Billing Glossary
Account number. The unique reference number assigned to each patient chart.
Adjustment.
A transaction that increases or decreases your accounts receivable
balance. A debit increases your balance and a credit decrease your
balance.
Assignment of benefits. An agreement in which
you instruct your insurance organizations to pay the hospital,
physician or medical supplier directly for your medical services. Your
insurance organization decides the payment rate and your responsible
portion.
Bad debt. Debt that is uncollected after
several attempts. Conway Clinic uses TekCollect, to collect on bad debt accounts.
Balance. Amount outstanding on your account. Your statement will indicate who currently owes the balance.
Charge itemization. A list of
all services preformed at the office, as well as any supplies that were purchased.
Claim. A form submitted to the insurance organization for payment of benefits.
Co-insurance.
The percentage of the covered health care cost for
which you are financially responsible. Often, co-insurance applies
after you meet your deductible.
Coordination of benefits.
How insurance organizations determine the primary payment source when
you are covered under more than one insurance organization or group
medical plan. Many insurance contracts state that if you are covered
under more than one insurance plan, benefits will be coordinated so
that total benefits paid will not be more than 100% of the bill.
Co-pay.
The contractual provision that requires you to pay a specific charge
for specific service, usually when you receive the service. A
co-payment usually applies to office visits, or procedures; and is a set flat rate.
Covered services. Specific
services or supplies for which your insurance reimburses you or pays
your health care provider.
Deductible.
The agreed amount you must pay before your insurance organization will
pay a claim. Usually, you have 12 months to meet your deductible.
Eligible expenses after you meet your deductible are then paid for the
rest of that calendar year (unless otherwise stated in your benefits).
Disallowed amount. The
difference between the charge and the amount your insurance
organization approves. If your health care provider is under contract
with your insurance organization to accept the approved amount, you
aren't billed for the difference.
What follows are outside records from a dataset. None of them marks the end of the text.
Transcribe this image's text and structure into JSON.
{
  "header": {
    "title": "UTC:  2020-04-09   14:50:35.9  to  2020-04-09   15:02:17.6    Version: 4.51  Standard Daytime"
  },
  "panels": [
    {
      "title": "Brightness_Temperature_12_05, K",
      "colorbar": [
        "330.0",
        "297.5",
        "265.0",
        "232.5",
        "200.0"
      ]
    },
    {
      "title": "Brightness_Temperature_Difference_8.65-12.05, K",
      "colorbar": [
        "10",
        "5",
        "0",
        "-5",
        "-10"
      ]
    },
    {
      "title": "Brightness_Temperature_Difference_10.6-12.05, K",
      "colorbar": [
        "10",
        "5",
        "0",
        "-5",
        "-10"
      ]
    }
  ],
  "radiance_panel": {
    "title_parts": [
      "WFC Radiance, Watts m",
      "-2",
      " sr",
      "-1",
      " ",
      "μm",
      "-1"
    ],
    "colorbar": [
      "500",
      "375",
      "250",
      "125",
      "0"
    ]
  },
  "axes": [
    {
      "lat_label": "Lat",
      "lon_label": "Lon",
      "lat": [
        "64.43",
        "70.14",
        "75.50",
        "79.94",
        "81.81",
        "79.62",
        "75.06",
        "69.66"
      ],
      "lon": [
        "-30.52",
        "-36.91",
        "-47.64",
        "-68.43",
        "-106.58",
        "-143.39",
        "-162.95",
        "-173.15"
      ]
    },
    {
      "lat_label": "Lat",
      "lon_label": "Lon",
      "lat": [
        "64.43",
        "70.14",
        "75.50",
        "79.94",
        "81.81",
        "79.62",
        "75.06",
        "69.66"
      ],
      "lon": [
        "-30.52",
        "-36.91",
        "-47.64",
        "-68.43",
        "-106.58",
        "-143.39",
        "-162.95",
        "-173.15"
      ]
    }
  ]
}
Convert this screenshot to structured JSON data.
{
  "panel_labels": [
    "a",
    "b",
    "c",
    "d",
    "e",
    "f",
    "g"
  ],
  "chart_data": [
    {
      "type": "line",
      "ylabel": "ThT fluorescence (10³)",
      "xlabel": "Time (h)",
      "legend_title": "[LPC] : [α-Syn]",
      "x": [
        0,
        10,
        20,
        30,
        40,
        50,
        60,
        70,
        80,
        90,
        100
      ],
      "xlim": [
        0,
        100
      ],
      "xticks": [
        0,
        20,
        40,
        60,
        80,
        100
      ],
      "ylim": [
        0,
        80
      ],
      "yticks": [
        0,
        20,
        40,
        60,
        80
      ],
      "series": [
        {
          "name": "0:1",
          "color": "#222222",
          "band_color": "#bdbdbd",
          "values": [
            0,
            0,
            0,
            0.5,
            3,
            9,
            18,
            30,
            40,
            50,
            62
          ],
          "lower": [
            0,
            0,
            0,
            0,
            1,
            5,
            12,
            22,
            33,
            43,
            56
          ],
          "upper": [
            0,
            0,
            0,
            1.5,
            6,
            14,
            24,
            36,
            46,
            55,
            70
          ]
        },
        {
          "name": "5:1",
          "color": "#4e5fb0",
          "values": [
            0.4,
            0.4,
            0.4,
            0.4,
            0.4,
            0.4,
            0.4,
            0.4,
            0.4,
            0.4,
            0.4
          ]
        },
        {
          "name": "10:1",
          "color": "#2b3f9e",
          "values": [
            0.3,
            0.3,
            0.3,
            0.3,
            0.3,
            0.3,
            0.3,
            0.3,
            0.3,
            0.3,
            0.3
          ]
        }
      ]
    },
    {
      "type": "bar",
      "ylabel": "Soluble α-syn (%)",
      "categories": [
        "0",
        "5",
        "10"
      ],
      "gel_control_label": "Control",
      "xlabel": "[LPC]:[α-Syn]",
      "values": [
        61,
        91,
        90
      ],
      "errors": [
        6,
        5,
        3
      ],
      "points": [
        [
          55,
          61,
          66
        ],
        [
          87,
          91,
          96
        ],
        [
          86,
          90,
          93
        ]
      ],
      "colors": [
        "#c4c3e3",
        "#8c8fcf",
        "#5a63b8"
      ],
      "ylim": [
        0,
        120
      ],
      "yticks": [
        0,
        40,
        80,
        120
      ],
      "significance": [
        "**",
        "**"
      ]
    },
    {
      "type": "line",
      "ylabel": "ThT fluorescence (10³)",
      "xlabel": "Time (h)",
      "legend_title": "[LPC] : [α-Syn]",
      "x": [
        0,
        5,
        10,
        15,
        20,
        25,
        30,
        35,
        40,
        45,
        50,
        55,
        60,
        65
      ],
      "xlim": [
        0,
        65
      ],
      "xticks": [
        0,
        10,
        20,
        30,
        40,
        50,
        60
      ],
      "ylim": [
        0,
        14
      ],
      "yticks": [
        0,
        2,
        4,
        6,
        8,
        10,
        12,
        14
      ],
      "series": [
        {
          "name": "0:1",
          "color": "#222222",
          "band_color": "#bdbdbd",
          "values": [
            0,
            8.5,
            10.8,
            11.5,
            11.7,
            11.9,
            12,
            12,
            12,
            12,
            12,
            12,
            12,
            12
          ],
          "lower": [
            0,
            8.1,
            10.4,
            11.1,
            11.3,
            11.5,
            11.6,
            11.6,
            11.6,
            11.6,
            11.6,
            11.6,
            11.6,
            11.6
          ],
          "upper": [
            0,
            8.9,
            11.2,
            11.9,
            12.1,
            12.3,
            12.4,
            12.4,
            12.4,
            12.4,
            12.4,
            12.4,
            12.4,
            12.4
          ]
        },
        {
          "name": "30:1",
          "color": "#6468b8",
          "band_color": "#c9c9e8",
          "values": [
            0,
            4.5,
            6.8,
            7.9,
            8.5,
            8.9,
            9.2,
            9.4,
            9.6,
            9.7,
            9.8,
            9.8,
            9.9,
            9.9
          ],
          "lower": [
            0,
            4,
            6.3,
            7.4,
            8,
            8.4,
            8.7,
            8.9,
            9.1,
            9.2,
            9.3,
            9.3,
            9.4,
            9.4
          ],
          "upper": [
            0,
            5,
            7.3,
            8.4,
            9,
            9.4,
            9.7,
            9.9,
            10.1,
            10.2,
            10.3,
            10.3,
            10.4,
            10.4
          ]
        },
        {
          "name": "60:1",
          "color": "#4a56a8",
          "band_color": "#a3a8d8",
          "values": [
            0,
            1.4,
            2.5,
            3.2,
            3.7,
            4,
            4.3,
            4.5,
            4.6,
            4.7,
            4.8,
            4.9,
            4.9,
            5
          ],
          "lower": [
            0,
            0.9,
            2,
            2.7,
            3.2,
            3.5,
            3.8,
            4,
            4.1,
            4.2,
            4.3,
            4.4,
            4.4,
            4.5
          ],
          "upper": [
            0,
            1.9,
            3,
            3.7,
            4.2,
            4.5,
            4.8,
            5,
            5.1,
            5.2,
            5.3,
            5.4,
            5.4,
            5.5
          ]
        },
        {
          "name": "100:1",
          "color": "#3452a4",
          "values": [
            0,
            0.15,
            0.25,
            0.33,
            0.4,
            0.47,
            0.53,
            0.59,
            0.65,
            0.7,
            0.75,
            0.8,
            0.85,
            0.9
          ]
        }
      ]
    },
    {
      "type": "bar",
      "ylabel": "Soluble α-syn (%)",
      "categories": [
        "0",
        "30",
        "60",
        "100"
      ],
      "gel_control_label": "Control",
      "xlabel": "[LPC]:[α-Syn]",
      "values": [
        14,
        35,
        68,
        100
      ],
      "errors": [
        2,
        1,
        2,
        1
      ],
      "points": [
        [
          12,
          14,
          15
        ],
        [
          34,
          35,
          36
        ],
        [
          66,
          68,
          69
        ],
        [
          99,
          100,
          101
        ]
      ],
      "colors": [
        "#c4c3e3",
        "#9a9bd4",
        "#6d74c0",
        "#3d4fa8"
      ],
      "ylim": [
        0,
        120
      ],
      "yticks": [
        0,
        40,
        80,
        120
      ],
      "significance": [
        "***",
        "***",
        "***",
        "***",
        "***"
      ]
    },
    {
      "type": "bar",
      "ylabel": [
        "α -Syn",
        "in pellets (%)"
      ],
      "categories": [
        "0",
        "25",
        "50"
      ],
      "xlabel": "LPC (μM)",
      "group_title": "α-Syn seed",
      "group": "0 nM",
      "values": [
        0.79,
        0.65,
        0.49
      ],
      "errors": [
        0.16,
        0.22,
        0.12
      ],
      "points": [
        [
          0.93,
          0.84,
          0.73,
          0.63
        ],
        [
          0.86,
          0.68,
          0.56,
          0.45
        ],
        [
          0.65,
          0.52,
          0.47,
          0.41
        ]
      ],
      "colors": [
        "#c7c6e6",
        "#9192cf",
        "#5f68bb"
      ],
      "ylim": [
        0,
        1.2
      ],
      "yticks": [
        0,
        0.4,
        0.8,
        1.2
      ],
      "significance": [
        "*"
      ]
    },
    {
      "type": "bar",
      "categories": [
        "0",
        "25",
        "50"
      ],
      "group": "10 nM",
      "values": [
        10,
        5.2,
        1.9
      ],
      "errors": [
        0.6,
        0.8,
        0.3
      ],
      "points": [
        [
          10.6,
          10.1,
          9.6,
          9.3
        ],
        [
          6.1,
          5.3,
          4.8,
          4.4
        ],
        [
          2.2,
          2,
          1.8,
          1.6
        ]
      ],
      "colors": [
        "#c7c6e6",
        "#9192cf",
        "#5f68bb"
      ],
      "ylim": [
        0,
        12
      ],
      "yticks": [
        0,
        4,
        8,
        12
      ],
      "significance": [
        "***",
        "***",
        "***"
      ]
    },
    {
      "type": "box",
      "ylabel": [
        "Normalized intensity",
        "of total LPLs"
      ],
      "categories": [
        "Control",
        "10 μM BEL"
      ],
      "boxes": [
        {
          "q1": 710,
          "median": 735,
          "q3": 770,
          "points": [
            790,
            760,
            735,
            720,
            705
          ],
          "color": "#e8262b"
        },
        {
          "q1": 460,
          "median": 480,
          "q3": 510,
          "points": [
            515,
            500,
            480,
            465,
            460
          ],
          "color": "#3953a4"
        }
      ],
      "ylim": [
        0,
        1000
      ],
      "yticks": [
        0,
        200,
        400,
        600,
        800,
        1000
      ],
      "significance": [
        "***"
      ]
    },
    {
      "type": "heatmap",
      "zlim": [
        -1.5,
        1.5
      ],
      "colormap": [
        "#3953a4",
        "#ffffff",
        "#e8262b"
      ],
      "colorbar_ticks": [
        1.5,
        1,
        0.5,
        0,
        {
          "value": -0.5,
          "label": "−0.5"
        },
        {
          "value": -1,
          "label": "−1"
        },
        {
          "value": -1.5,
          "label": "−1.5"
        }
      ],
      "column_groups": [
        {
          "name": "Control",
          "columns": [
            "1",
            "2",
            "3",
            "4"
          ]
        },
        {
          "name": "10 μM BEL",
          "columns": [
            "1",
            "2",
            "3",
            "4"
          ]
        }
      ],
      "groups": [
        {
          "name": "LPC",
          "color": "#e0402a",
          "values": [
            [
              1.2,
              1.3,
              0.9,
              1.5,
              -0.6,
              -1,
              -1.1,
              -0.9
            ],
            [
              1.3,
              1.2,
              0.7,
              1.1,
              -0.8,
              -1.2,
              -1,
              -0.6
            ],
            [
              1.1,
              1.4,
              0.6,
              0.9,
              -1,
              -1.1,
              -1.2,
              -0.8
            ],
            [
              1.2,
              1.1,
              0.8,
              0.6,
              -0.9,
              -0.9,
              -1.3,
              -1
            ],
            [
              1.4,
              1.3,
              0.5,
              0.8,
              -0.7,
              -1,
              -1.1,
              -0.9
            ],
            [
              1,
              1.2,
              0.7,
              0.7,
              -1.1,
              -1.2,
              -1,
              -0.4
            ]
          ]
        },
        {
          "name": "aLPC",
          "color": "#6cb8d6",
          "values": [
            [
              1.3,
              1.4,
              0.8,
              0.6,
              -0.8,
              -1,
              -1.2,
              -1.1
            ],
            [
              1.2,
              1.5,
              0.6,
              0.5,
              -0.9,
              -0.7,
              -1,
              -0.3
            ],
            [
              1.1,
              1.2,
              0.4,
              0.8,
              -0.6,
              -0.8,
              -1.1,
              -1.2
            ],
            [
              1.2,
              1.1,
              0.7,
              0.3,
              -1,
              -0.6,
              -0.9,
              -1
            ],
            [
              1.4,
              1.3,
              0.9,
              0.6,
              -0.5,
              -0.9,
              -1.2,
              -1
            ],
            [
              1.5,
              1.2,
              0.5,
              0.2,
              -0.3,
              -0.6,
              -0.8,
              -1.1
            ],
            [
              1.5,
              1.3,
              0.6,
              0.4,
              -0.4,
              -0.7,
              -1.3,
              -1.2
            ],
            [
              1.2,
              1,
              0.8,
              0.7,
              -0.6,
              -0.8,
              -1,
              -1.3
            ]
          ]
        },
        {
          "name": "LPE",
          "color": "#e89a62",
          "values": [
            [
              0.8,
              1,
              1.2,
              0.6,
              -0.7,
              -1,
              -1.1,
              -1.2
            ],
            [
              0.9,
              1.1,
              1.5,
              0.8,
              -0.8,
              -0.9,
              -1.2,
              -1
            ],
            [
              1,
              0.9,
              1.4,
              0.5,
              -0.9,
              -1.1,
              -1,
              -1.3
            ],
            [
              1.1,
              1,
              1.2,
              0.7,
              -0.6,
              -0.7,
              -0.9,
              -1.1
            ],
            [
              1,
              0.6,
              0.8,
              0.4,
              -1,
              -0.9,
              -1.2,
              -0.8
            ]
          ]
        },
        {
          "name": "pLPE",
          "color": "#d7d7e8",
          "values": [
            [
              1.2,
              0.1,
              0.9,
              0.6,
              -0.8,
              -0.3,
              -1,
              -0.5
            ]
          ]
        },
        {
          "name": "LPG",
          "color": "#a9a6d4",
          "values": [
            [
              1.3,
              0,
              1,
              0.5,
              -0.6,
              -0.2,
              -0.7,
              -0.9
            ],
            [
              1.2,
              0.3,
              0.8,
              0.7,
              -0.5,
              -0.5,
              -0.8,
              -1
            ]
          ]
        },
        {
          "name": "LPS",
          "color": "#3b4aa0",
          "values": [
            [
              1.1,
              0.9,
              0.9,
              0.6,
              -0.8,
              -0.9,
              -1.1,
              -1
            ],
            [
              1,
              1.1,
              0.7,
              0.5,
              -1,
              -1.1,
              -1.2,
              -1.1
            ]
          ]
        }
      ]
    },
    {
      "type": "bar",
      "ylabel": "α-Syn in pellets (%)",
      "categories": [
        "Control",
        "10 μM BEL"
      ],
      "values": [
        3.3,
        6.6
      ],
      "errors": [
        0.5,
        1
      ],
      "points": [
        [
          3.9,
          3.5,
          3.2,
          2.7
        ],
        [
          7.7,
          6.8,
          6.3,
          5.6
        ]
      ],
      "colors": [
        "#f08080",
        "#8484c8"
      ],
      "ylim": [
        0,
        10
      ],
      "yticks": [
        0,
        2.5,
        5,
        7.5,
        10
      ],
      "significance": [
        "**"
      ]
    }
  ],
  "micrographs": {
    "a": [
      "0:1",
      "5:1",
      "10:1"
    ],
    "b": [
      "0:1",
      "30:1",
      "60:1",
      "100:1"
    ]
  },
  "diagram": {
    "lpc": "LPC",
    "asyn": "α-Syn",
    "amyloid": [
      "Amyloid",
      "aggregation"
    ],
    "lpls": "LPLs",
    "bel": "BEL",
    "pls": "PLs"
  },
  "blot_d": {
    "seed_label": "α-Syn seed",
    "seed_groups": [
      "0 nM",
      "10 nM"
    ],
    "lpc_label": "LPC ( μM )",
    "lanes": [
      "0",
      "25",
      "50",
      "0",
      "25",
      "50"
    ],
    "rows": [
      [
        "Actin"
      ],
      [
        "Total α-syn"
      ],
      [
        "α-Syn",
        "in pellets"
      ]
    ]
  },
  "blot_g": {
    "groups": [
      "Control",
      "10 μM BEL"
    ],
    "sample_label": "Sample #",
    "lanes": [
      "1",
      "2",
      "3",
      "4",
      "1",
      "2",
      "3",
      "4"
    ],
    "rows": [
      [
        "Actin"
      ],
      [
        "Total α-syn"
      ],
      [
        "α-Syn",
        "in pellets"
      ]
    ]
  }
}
If your provider is not under
contract, you may be billed for this difference.
Group number. The number of your insurance organization group. See your insurance card.
Guarantor. The individual responsible for paying this bill. Patient statements are addressed to this person.
Ineligible expense.
A charge your insurance organization will not pay because it is not
covered by your insurance plan. If your health care provider is under
contract with your insurance organization, this charge may be billed to
you.
Non-participating health care provider. A
health care provider who is not under contract with an insurance
organization to accept patients and receive the insurance
organization's approved amount on all claims. You pay the difference
between its approved amount for a service and this health care
provider's charge.
Participating health care provider.
A health care provider who contracts with an insurance organization to
accept patients and receive the insurance organization's approved
amount on all claims.
Place of service. The facility where service is performed.
Policy number. The number on your insurance policy. See your insurance care.
Policyholder.
The name of the person who took out or purchased the insurance policy.
This person owns the policy. Also called a subscriber or guarantor.
Pre-authorization (pre-certification).
The process of getting permission from your insurance organization for
certain services before they are provided so that the services can be
considered eligible expenses. Sometimes required for physical therapy, or advanced radiology (X-Ray, MRI).
Primary insurance. The insurance
organization with first responsibility for paying eligible insurance
expenses for your medical service (after you have paid your deductible
and co-payments). If you have additional insurance, those organizations
would work with your primary insurance organization to cover eligible
expenses according to your insurance policies.
Referral.
Written authorization from your primary physician to see another
health care provider. For example, your primary care provider may
provide written authorization for you to see a specialist (chiropractor).
Secondary insurance.
The insurance organization with second responsibility for paying
eligible insurance expenses for your medical service (after you've paid
your deductible and co-payments). This insurance would work with your
primary insurance organization to cover eligible expenses according to
your insurance policies. This insurance organization is billed second —
after your primary insurance organization has been billed.
Tertiary insurance.
The insurance organization with third responsibility for paying
eligible insurance expenses for your medical service (after you've paid
your deductible and co-payments). This insurance would work with your
primary and secondary insurance organizations to cover eligible
expenses according to your insurance policies. This insurance
organization is billed third — after your primary and secondary
insurance organizations have been billed.
Units. The amount of time spent with the patient; also can be number of a particular item that were ordered and received.